If you are unable to perform your past work, the Social Security Administration must determine if you are able to perform other types of work that exists in significant numbers in the national economy. In making this determination your age, education, and vocational skills are taken into account in addition to your medical conditions. If you are able to perform other types of work, your claim will be denied. The key issue in this determination is your capacity to perform other work and not whether someone is willing to hire you.
If I am found to be disabled and entitled to benefits, will I be eligible for health insurance?
If you are found disabled and entitled to Social Security Disability Insurance benefits, you will be eligible for Medicare within twenty-four months of the date of your entitlement. The twenty-four month period begins the first month of entitlement to benefits and not from the first month you receive a check.
In the state of Florida if you are found eligible for Supplemental Security Income benefits, you will be eligible for Medicaid in the same month that the Supplemental Security Income benefits start.
What is the difference between Medicare and Medicaid?
Medicaid is a jointly funded Federal and State health insurance program for low income, needy people including aged, blind, and disabled. Medicare is health insurance program funded by the United Sates government for persons age 65 and over, persons under age 65 entitled to Social Security Disability insurance benefits, and persons of any stage with End Stage Renal Disease.
If I am awarded benefits, how long will I continue to be paid the benefits?
If you are receiving Social Security Disability Insurance benefits, you will continue to receive the benefits as long as you remain disabled and are not performing substantial gainful work activity. If you are receiving Supplemental Security Income benefits, you will continue to receive the benefits as long as you remain disabled and meet the income and resource requirements of the program.
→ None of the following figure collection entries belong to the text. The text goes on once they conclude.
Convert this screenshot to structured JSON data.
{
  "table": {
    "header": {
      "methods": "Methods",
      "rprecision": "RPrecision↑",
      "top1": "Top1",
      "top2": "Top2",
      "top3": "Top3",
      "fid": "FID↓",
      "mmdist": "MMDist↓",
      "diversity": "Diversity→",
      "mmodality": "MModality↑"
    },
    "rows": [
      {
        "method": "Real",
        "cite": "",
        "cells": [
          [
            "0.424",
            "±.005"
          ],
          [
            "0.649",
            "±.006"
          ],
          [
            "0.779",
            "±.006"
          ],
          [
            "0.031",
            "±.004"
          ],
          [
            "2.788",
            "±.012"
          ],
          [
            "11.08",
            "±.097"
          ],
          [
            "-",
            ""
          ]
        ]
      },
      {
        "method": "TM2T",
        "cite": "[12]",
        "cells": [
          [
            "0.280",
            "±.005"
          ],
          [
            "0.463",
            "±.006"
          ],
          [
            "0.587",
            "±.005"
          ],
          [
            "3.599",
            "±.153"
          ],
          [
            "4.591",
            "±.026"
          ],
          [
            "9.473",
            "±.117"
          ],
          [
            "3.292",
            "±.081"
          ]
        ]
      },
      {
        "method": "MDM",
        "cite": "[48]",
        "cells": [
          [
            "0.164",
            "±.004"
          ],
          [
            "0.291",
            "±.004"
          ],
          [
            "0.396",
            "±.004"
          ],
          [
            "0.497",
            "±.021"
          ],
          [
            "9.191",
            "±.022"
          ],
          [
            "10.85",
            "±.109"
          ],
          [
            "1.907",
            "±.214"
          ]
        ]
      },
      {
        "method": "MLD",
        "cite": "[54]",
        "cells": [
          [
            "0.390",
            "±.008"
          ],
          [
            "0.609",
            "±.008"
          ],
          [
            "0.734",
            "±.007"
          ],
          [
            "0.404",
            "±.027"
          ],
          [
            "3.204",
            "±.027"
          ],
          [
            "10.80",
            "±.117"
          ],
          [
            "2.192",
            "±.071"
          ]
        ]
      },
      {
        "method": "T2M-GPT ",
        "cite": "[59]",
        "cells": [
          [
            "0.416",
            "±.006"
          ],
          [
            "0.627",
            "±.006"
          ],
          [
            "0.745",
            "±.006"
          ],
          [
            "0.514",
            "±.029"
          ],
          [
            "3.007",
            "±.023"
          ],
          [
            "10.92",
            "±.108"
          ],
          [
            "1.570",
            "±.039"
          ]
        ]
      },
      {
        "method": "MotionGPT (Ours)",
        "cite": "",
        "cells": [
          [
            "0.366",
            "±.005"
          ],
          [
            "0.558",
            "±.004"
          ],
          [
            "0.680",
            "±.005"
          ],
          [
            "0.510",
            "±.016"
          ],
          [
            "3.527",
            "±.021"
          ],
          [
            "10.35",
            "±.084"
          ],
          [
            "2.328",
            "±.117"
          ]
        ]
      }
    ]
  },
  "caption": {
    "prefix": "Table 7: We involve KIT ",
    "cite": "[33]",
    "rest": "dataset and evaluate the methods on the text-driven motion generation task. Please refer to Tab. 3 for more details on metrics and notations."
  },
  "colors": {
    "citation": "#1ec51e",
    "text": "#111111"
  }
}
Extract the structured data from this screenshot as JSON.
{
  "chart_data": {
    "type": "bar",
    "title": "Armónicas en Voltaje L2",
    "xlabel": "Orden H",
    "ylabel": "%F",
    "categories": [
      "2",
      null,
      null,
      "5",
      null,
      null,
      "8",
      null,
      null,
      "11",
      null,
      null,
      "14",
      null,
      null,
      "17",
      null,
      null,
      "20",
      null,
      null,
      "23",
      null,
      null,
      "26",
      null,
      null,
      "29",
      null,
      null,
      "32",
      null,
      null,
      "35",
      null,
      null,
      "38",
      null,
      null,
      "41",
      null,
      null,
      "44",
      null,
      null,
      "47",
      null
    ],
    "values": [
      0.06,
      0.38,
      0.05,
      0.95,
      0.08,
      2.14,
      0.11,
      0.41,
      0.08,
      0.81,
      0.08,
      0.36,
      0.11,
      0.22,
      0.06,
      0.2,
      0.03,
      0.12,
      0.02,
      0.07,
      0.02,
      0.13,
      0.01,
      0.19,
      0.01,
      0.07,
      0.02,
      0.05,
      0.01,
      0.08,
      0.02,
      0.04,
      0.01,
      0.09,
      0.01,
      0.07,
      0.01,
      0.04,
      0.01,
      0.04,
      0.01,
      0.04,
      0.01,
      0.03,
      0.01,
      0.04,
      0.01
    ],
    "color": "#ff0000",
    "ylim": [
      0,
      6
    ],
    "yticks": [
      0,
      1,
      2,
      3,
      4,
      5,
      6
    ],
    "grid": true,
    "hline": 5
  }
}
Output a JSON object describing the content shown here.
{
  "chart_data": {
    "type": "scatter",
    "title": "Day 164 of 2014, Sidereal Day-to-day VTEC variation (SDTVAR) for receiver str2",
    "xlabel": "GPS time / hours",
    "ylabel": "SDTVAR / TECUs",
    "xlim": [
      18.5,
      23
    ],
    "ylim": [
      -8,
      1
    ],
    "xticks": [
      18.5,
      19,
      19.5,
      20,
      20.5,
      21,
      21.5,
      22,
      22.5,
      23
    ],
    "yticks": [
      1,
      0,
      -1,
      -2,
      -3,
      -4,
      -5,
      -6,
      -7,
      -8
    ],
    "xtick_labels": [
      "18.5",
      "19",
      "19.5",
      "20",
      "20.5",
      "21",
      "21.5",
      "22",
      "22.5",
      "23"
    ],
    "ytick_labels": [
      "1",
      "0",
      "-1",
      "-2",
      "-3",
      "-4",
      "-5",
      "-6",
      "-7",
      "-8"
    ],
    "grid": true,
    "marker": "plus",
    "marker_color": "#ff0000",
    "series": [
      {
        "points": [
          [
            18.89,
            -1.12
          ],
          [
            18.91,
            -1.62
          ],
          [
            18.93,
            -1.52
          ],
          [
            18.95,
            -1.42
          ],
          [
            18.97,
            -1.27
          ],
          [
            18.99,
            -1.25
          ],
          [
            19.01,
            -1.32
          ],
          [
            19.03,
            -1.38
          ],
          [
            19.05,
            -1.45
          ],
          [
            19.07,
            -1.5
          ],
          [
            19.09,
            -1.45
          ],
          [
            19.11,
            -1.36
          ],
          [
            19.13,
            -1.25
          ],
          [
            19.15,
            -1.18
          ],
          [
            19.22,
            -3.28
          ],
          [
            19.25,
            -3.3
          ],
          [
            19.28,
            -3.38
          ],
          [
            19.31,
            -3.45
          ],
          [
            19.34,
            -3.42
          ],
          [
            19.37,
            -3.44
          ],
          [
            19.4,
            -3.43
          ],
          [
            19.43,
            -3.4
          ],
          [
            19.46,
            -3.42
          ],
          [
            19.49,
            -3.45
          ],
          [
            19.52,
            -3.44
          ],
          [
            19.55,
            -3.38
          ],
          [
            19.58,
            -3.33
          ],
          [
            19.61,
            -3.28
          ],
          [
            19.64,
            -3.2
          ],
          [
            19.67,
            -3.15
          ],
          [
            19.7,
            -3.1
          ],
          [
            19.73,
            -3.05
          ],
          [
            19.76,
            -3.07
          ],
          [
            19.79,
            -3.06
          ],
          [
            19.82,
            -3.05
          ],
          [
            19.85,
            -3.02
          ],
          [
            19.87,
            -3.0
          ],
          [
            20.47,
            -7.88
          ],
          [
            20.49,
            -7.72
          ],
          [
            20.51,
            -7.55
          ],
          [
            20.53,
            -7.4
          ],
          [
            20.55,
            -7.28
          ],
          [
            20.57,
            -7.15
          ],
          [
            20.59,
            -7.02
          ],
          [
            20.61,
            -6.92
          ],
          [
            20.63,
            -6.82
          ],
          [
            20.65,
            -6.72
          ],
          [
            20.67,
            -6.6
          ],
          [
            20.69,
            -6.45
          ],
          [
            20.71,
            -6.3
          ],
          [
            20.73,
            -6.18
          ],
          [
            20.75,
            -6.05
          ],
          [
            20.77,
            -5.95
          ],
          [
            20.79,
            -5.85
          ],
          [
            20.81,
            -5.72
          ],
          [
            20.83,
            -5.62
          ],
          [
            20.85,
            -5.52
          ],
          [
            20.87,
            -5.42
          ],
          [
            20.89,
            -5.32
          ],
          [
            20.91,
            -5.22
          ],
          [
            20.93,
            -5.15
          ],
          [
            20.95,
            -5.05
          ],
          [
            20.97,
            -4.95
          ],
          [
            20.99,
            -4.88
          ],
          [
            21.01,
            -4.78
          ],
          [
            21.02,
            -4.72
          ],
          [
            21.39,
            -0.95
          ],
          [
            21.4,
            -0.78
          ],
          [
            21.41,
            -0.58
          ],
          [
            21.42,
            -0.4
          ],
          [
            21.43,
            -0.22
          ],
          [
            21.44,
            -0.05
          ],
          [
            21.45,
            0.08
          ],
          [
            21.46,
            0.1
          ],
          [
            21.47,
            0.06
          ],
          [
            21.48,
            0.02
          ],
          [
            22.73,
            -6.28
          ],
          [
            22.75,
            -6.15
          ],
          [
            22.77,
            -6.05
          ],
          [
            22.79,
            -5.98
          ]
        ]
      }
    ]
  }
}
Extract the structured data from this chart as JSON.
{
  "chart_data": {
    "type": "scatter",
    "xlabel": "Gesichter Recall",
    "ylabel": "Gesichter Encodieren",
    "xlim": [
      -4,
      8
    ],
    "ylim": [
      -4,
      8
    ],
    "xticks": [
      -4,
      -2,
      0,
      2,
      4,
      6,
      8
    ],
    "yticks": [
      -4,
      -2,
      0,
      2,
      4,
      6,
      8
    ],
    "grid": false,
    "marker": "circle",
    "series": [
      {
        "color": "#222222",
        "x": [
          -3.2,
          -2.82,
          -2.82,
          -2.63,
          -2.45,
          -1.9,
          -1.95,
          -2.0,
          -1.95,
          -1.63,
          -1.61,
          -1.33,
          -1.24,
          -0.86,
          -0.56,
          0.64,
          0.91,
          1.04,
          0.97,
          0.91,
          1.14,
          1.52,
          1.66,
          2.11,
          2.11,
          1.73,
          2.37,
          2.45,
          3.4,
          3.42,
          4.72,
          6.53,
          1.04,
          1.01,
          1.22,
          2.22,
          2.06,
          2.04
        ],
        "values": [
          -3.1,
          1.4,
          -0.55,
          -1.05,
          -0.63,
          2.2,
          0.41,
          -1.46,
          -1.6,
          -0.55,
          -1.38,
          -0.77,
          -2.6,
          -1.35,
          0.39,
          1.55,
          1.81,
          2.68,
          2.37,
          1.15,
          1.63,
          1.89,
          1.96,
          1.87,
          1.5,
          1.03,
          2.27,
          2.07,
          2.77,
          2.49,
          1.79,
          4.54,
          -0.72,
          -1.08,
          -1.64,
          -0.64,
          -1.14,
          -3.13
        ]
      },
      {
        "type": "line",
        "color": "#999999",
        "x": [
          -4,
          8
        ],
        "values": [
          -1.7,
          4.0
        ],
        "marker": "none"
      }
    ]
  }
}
Will my family be paid benefits?
Benefits are available for certain family members as follows:
- A spouse age 62 or older
- A spouse of any age with a child under the age of 16 in his/her care
- Unmarried children under the age of 18
- Unmarried children over the age of 18 who were disabled prior to the age of 22
Are my disability benefits taxable?
You will have to pay federal Income taxes on your benefits if you file a federal tax return as an individual and your total income is greater than $25,000.00 or more. If you file a joint return, you will have to pay taxes on your benefits if you and your spouse have income greater than $32,000.00.
If my claim is denied, do I have appeal rights?
Yes. You have sixty days from the date of the Notice of Denial to file an appeal and it is important that you file the appeal on time. Failing to file the appeal and starting over with a new application is a common mistake made by many applicants. By repeatedly starting over, your add delays to an already lengthy process and you risk the loss of potential benefits that may have been payable with the earlier application date.